The University of Massachusetts' University Without Walls was one of a number of similar programs founded at 17 American universities in 1971 with the help of a grant from the United States Office of Education. Samuel Baskin was considered the "driving force" behind the nationwide initiative. In 2010, Mark Cerasuolo became the first University of Massachusetts graduate from the University Without Walls program to deliver the University of Massachusetts' student commencement address. As of 2013, an average of 250 students were annually receiving bachelor's degrees through the UMass University Without Walls program, out of approximately 5,000 total undergraduate degrees annually awarded by the University of Massachusetts. Between 1971 and 2015, the University of Massachusetts had awarded approximately 3,000 degrees to students through the UWW program. The program enrolls more students who are veterans of the U.S. armed forces than any other academic department at the University of Massachusetts.
Structure
The UMass University Without Walls program only admits students who have already completed a minimum number of undergraduate university credits at the University of Massachusetts, or at another accredited institution, and have a minimum cumulative grade point average in those credits.

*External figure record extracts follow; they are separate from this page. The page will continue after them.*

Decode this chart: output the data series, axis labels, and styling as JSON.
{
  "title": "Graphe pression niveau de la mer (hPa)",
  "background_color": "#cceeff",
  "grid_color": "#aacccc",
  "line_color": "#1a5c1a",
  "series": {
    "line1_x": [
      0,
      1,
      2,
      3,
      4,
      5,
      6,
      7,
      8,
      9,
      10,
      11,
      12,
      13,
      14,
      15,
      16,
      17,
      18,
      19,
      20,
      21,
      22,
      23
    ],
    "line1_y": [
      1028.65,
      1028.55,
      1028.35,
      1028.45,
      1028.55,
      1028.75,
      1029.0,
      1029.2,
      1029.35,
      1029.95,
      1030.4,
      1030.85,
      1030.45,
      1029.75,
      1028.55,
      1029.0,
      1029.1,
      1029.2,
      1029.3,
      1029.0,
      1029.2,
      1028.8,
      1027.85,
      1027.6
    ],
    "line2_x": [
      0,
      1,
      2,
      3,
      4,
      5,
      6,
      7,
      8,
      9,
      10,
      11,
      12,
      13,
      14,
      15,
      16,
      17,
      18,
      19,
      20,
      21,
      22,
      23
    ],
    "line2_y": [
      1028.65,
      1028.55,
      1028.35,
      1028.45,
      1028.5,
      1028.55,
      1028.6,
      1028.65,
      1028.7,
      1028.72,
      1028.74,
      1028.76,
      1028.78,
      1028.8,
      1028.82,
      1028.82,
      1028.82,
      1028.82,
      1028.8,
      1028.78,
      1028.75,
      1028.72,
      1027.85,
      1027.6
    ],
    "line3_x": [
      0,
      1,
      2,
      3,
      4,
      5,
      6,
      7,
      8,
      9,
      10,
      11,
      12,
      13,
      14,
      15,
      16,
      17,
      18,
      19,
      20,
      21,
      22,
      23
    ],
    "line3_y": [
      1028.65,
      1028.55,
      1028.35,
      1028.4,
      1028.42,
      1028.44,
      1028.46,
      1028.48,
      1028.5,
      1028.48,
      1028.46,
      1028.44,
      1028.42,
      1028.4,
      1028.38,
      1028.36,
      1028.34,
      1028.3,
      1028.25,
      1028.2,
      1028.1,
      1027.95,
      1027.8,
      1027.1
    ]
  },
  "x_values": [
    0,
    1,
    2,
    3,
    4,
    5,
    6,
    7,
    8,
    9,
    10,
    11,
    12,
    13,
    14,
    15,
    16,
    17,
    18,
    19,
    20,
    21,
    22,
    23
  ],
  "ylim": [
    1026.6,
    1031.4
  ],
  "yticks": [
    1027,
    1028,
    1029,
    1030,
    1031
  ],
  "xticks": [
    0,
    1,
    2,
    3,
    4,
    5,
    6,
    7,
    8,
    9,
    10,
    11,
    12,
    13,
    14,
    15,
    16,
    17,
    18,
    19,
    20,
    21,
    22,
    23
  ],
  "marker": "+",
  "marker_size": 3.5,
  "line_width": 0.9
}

Once enrolled, students are required to take four program-specific courses, plus additional classes equal to the difference between their accumulated university credits and the University of Massachusetts' 120-credit graduation requirement. Program-specific courses are taught by dedicated UMass University Without Walls faculty and deal with academic writing, critical thinking, research skills, and issues analysis. Students who require additional courses to meet the 120-credit requirement make up the deficit through standard University of Massachusetts classes taken from the school's other academic departments. Because the University Without Walls program functions as a regular academic department within the University of Massachusetts, students do not undertake an academic major. Instead, nine interdisciplinary areas of study are offered - including applied psychology, arts administration, and journalism - each consisting of courses from several academic fields drawn from both the student's previously completed credits as well as University of Massachusetts courses he or she completes while enrolled in the program.
Social justice residency
Beginning in 2012, the UWW program began offering a "social justice residency," a one-credit, three-day, intensive course held at the University of Massachusetts' Springfield Center that teaches the "theory and practice of social justice activism, particularly as related to racial and economic inequality."